Fruits without sorbitol or with small amounts of sorbitol are: Pineapple, avocados, bananas, blackberries, figs, grapefruit, rosehip, elderberries, honeydew melon, currants (red and black), kiwi, tangerines, mango, mirabelles, olives, oranges, cranberries, sea buckthorn berries, gooseberries, watermelon and lemons.
Considered safe: Coffee and tea without sweeteners, mineral water, wheat flour, rice, pasta, meat, fish, sausages without sweeteners, spice blends and dextrose.
Sorbitol is often found in sauces as a carrier of flavors. As a humectant, it is added to mustard, mayonnaise, marzipan, chocolate and chocolate fillings, sponge cake and toast.

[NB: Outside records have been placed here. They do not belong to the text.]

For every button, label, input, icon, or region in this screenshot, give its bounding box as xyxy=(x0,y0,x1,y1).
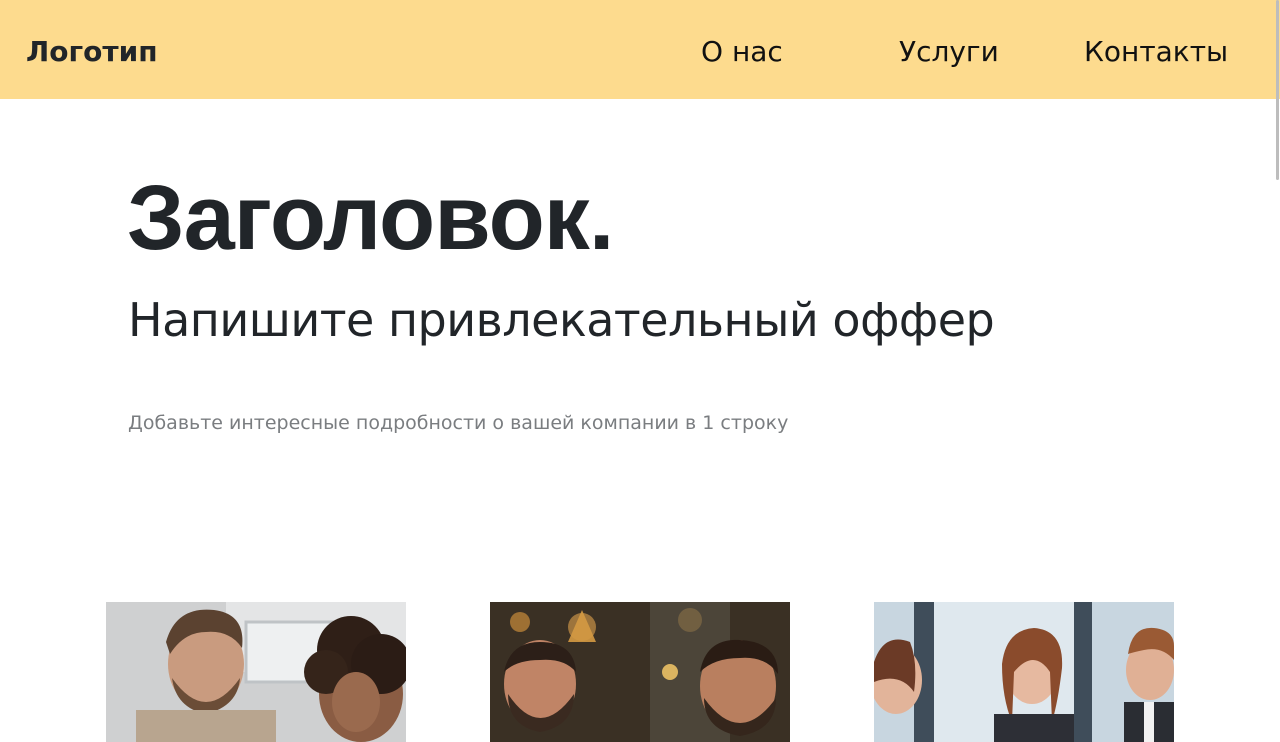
nav-link-contacts[interactable]: Контакты xyxy=(1084,32,1228,72)
business-meeting-photo-2 xyxy=(490,602,790,742)
business-meeting-photo-1 xyxy=(106,602,406,742)
hero-description: Добавьте интересные подробности о вашей … xyxy=(128,412,789,434)
scrollbar-thumb[interactable] xyxy=(1276,0,1279,180)
business-meeting-photo-3 xyxy=(874,602,1174,742)
hero-subtitle: Напишите привлекательный оффер xyxy=(128,293,995,347)
nav-link-about[interactable]: О нас xyxy=(701,32,783,72)
logo[interactable]: Логотип xyxy=(26,32,158,72)
hero-title: Заголовок. xyxy=(127,167,614,269)
page-scrollbar[interactable] xyxy=(1275,0,1280,720)
nav-link-services[interactable]: Услуги xyxy=(899,32,999,72)
site-header: Логотип О нас Услуги Контакты xyxy=(0,0,1280,99)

The additive sorbitol itself bears the designation E 420. The following other emulsifiers are based on sorbitol: E 432-E 436.
Foods labeled “gentle on teeth” or “sugar-free” usually contain sorbitol. Consequently, this includes diabetic and light products.
Cosmetics, medicines and toothpastes may also contain sorbitol. The sorbitol contained in toothpastes is considered harmless, because toothpaste is not swallowed.
At the beginning of therapy, sorbitol should be consistently avoided (abstinence phase; duration 2 weeks) and the intake amount of fructose should be reduced. Subsequently, sorbitol should be gradually resumed. The individual tolerance limit for sorbitol must be tested out.